School of Information Technology and Engineering, University of Ottawa, Ottawa, Ontario, K1N 6N5 Canada.
Bioinformatics. 2011 Sep 1;27(17):2391-8. doi: 10.1093/bioinformatics/btr337. Epub 2011 Jul 9.
Annotation Enrichment Analysis (AEA) is a widely used analytical approach to process data generated by high-throughput genomic and proteomic experiments such as gene expression microarrays. The analysis uncovers and summarizes discriminating background information (e.g. GO annotations) for sets of genes identified by experiments (e.g. a set of differentially expressed genes, a cluster). The discovered information is utilized by human experts to find biological interpretations of the experiments. However, AEA isolates and tests for overrepresentation only individual annotation terms or groups of similar terms and is limited in its ability to uncover complex phenomena involving relationship between multiple annotation terms from various knowledge bases. Also, AEA assumes that annotations describe the whole object of interest, which makes it difficult to apply it to sets of compound objects (e.g. sets of protein-protein interactions) and to sets of objects having an internal structure (e.g. protein complexes).
We propose a novel logic-based Annotation Concept Synthesis and Enrichment Analysis (ACSEA) approach. ACSEA fuses inductive logic reasoning with statistical inference to uncover more complex phenomena captured by the experiments. We evaluate our approach on large-scale datasets from several microarray experiments and on a clustered genome-wide genetic interaction network using different biological knowledge bases. The discovered interpretations have lower P-values than the interpretations found by AEA, are highly integrative in nature, and include analysis of quantitative and structured information present in the knowledge bases. The results suggest that ACSEA can boost effectiveness of the processing of high-throughput experiments.

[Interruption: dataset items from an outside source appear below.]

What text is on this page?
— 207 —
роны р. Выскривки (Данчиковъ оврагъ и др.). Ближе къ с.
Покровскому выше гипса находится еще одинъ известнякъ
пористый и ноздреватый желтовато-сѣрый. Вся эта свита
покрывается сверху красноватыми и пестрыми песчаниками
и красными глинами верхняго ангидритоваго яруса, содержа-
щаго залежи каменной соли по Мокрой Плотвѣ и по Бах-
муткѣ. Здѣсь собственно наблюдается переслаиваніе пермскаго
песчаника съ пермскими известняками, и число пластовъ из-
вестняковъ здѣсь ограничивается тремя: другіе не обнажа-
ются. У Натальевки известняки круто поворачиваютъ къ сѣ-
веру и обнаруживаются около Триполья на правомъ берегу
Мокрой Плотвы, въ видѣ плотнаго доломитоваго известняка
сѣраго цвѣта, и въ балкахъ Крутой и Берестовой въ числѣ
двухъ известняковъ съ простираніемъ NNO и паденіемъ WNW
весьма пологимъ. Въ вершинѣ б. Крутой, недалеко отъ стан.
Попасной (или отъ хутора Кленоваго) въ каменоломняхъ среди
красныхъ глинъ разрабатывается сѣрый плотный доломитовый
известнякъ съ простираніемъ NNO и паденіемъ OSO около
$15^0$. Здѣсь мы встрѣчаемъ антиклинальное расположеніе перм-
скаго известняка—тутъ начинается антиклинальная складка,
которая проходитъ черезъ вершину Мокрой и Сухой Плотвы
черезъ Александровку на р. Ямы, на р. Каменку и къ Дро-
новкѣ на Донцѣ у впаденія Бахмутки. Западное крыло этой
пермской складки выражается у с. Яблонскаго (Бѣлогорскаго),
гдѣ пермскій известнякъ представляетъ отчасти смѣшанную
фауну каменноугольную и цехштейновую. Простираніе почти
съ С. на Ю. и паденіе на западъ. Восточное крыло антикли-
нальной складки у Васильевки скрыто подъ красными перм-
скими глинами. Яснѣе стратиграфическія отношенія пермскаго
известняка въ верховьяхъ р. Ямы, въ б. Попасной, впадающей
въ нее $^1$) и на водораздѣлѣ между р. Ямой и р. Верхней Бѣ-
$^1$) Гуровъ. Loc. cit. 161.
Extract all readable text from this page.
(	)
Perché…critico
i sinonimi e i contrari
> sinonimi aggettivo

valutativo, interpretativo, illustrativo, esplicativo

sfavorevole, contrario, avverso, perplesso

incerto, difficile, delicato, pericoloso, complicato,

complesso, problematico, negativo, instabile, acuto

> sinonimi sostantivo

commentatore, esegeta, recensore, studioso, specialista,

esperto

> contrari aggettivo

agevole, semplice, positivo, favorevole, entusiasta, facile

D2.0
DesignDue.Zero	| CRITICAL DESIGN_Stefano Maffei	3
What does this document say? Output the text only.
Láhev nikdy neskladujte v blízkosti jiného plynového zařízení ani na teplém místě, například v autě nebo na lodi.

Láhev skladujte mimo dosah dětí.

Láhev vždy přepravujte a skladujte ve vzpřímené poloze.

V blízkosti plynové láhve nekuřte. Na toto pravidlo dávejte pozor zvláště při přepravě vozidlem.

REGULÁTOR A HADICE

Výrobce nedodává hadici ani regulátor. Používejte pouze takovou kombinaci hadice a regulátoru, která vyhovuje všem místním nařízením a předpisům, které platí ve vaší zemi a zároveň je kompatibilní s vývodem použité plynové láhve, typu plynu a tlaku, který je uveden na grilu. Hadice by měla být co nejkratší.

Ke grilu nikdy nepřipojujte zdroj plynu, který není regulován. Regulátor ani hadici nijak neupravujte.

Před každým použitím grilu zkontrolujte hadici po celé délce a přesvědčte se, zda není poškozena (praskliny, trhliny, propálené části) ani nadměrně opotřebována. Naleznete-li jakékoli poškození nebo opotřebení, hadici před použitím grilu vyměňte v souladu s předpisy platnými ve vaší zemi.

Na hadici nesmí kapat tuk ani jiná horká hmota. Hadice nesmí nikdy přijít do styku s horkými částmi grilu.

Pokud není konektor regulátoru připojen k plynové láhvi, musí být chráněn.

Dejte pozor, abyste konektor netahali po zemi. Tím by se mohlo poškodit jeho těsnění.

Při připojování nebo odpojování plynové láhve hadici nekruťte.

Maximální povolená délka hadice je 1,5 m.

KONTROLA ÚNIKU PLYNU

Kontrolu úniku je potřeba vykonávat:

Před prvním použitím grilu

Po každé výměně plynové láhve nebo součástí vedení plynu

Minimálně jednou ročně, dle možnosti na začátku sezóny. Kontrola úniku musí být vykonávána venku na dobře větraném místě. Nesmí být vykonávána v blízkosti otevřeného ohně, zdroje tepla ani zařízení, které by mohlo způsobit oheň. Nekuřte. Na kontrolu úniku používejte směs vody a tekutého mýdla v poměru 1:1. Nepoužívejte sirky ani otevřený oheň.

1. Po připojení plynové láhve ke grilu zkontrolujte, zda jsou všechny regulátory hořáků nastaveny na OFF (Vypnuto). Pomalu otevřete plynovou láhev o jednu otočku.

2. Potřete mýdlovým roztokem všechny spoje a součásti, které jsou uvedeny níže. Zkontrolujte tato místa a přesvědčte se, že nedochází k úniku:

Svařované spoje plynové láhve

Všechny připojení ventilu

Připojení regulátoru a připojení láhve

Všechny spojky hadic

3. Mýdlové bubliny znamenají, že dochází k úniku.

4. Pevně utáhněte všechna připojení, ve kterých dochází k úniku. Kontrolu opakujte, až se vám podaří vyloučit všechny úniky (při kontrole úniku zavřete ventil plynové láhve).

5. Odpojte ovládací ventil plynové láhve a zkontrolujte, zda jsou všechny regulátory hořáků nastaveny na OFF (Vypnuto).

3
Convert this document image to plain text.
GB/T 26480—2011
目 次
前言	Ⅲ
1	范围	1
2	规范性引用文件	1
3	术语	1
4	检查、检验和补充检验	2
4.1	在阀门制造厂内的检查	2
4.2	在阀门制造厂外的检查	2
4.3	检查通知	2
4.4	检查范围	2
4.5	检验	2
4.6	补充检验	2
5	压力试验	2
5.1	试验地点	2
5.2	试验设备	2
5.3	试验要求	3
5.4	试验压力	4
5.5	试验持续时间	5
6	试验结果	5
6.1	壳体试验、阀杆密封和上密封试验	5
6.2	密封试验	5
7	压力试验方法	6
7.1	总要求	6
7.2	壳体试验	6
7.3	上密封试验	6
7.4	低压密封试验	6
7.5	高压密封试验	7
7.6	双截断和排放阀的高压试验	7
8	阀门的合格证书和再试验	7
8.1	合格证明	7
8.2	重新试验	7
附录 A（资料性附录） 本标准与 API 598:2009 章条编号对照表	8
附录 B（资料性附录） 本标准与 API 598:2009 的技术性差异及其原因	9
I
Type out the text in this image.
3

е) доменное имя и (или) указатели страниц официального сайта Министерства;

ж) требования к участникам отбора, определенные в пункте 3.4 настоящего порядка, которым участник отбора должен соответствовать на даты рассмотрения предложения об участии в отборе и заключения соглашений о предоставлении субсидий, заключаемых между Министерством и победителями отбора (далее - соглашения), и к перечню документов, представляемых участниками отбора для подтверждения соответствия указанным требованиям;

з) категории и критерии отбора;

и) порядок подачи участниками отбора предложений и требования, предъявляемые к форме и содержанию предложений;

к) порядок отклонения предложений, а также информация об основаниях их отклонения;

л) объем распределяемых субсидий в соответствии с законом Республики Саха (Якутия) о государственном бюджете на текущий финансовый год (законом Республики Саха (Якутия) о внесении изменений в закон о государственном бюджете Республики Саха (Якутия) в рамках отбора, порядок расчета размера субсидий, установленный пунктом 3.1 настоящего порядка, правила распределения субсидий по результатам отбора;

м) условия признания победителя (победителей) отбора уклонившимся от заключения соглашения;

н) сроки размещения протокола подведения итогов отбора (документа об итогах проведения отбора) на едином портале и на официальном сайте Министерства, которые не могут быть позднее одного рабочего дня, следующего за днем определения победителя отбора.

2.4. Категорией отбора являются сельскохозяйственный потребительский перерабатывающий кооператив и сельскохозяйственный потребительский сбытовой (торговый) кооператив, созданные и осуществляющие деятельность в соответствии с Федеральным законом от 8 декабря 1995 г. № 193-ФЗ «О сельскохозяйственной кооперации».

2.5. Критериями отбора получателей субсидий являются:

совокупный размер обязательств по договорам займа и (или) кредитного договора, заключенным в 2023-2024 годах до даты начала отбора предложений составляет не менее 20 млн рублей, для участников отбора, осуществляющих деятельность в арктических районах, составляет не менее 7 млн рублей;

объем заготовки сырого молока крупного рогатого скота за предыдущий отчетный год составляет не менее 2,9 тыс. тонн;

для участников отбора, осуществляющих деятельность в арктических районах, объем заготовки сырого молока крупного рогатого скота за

注释富集分析(AEA)是一种广泛使用的分析方法,用于处理高通量基因组和蛋白质组实验(如基因表达微阵列)生成的数据。该分析揭示并总结了实验(例如一组差异表达基因、一个聚类)确定的基因集的区分背景信息(例如 GO 注释)。发现的信息被人类专家用于寻找实验的生物学解释。然而,AEA 仅隔离和测试单个注释项或类似术语的组的过表达,并且在发现涉及来自各种知识库的多个注释项之间的关系的复杂现象方面能力有限。此外,AEA 假设注释描述了感兴趣的整个对象,这使得它难以将其应用于化合物对象集(例如蛋白质-蛋白质相互作用集)和具有内部结构的对象集(例如蛋白质复合物)。
我们提出了一种新颖的基于逻辑的注释概念综合和富集分析(ACSEA)方法。ACSEA 将归纳逻辑推理与统计推断相结合,以发现实验捕获的更复杂现象。我们使用不同的生物知识库在来自多个微阵列实验的大规模数据集和全基因组遗传相互作用网络的聚类上评估我们的方法。发现的解释比 AEA 找到的解释具有更低的 P 值,本质上高度综合,并包括对知识库中存在的定量和结构化信息的分析。结果表明,ACSEA 可以提高高通量实验处理的效果。